Langdon understood her meaning. She thinks this is another code. Whether a hidden meaning existed here or not, Langdon could not immediately say. His mind was still grappling with the bold clarity of Saunière’s outward message.
So dark the con of man, he thought. So dark indeed.
Nobody could deny the enormous good the modern Church did in today’s troubled world, and yet the Church had a deceitful and violent history. Their brutal crusade to “reeducate” the pagan and feminine-worshipping religions spanned three centuries, employing methods as inspired as they were horrific.
The Catholic Inquisition published the book that arguably could be called the most blood-soaked publication in human history. Malleus Maleficarum—or The Witches’ Hammer—indoctrinated the world to “the dangers of freethinking women” and instructed the clergy how to locate, torture, and destroy them. Those deemed “witches” by the Church included all female scholars, priestesses, gypsies, mystics, nature lovers, herb gatherers, and any women “suspiciously attuned to the natural world.” Midwives also were killed for their heretical practice of using medical knowledge to ease the pain of childbirth—a suffering, the Church claimed, that was God’s rightful punishment for Eve’s partaking of the Apple of Knowledge, thus giving birth to the idea of Original Sin. During three hundred years of witch hunts, the Church burned at the stake an astounding five million women.
The propaganda and bloodshed had worked. Today’s world was living proof.
Women, once celebrated as an essential half of spiritual enlightenment, had been banished from the temples of the world. There were no female Orthodox rabbis, Catholic priests, nor Islamic clerics. The once hallowed act of Hieros Gamos—the natural sexual union between man and woman through which each became spiritually whole—had been recast as a shameful act. Holy men who had once required sexual union with their female counterparts to commune with God now feared their natural sexual urges as the work of the devil, collaborating with his favorite accomplice … woman.

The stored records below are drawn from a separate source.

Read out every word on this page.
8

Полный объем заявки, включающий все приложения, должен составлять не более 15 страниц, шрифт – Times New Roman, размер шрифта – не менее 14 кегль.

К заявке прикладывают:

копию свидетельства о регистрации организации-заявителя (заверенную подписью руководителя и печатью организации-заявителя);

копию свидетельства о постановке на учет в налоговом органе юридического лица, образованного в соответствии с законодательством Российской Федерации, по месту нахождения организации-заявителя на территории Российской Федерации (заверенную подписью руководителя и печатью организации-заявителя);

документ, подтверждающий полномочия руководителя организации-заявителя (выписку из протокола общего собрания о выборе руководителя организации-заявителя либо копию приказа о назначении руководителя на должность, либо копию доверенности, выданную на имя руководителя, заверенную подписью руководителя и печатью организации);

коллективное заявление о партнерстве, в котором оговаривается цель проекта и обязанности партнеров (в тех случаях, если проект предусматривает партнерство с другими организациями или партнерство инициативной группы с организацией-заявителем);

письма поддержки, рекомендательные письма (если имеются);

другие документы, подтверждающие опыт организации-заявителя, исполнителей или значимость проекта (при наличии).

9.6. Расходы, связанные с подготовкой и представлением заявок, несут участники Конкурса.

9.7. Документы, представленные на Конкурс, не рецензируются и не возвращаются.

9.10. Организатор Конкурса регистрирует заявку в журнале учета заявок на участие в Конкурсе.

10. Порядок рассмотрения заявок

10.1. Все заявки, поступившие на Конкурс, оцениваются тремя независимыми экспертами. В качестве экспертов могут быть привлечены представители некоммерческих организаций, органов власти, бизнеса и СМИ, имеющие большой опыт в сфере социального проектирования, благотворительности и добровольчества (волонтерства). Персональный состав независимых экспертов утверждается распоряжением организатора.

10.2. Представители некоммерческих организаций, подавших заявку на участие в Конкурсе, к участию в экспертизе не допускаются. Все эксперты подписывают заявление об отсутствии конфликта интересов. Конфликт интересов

Not even the feminine association with the left-hand side could escape the Church’s defamation. In France and Italy, the words for “left”—gauche and sinistra—came to have deeply negative overtones, while their right-hand counterparts rang of righteousness, dexterity,
and correctness. To this day, radical thought was considered left
wing, irrational thought was left brain, and anything evil, sinister.

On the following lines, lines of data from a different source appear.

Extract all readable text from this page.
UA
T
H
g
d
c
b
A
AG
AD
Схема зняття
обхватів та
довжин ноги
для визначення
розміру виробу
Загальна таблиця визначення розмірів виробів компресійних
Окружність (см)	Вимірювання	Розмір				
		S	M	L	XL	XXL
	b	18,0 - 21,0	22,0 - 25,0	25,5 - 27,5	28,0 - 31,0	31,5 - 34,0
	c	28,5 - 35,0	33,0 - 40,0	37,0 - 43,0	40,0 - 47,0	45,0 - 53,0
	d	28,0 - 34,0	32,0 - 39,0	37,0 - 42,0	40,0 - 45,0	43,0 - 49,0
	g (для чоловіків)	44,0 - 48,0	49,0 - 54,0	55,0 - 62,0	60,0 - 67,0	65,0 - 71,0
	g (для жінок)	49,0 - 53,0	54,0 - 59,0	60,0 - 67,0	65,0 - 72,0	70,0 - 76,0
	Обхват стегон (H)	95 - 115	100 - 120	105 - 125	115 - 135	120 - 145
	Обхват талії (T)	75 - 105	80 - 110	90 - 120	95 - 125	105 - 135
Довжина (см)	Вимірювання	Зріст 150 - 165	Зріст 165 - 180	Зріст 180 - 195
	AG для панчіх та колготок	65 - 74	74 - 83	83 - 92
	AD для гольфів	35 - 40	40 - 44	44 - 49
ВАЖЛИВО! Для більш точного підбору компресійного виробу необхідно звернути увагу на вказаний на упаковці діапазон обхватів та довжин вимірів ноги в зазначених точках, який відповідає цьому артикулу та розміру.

The days of the goddess were over. The pendulum had swung. Mother Earth had become a man’s world, and the gods of destruction and war were taking their toll. The male ego had spent two millennia running unchecked by its female counterpart. The Priory of Sion believed that it was this obliteration of the sacred feminine in modern life that had caused what the Hopi Native Americans called koyanisquatsi—“life out of balance”—an unstable situation marked by testosterone-fueled wars, a plethora of misogynistic societies, and a growing disrespect for Mother Earth.

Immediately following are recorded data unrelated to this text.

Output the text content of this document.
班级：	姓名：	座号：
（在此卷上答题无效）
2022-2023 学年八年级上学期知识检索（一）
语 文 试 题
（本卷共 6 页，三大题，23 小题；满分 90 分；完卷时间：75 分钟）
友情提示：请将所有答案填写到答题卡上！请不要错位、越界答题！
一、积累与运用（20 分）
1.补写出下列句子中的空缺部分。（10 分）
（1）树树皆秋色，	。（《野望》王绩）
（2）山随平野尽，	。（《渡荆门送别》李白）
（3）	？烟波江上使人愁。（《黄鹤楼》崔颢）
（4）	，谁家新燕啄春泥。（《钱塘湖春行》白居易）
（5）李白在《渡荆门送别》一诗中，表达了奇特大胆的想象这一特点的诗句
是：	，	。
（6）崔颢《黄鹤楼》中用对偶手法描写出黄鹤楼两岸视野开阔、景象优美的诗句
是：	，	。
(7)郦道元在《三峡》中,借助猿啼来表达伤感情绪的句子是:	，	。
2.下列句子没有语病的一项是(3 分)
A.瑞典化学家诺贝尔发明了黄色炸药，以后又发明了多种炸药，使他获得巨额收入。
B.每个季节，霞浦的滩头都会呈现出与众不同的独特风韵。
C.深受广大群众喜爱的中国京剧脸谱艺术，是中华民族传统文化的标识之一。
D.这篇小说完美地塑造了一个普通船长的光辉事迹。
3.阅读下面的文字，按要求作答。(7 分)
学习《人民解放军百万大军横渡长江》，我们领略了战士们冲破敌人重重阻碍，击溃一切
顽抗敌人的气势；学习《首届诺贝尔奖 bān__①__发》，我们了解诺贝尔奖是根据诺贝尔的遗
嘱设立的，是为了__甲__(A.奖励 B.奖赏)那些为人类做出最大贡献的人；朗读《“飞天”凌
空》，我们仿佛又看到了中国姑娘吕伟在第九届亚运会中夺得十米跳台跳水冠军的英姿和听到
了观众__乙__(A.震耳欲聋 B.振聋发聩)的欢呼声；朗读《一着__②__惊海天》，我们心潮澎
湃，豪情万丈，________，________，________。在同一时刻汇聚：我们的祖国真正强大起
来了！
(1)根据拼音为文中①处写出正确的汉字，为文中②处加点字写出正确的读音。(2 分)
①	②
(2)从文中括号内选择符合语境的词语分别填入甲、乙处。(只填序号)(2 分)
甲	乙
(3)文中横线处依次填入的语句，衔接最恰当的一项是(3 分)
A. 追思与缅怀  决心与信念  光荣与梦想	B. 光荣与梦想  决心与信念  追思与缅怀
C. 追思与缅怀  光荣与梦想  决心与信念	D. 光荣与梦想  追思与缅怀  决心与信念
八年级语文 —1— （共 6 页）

“Robert!” Sophie said, her whisper yanking him back. “Someone’s coming!”
He heard the approaching footsteps out in the hallway.
“Over here!” Sophie extinguished the black light and seemed to evaporate before Langdon’s eyes.
For an instant he felt totally blind. Over where! As his vision cleared he saw Sophie’s silhouette racing toward the center of the room and ducking out of sight behind the octagonal viewing bench. He was about to dash after her when a booming voice stopped him cold.
“Arretez!” a man commanded from the doorway.
The Louvre security agent advanced through the entrance to the Salle des Etats, his pistol outstretched, taking deadly aim at Langdon’s chest.
Langdon felt his arms raise instinctively for the ceiling.
“Couchez-vous!” the guard commanded. “Lie down!”
Langdon was face first on the floor in a matter of seconds. The guard hurried over and kicked his legs apart, spreading Langdon out.
“Mauvaise idée, Monsieur Langdon,” he said, pressing the gun hard into Langdon’s back. “Mauvaise idée.”
Face down on the parquet floor with his arms and legs spread wide, Langdon found little humor in the irony of his position. The Vitruvian Man, he thought. Face down.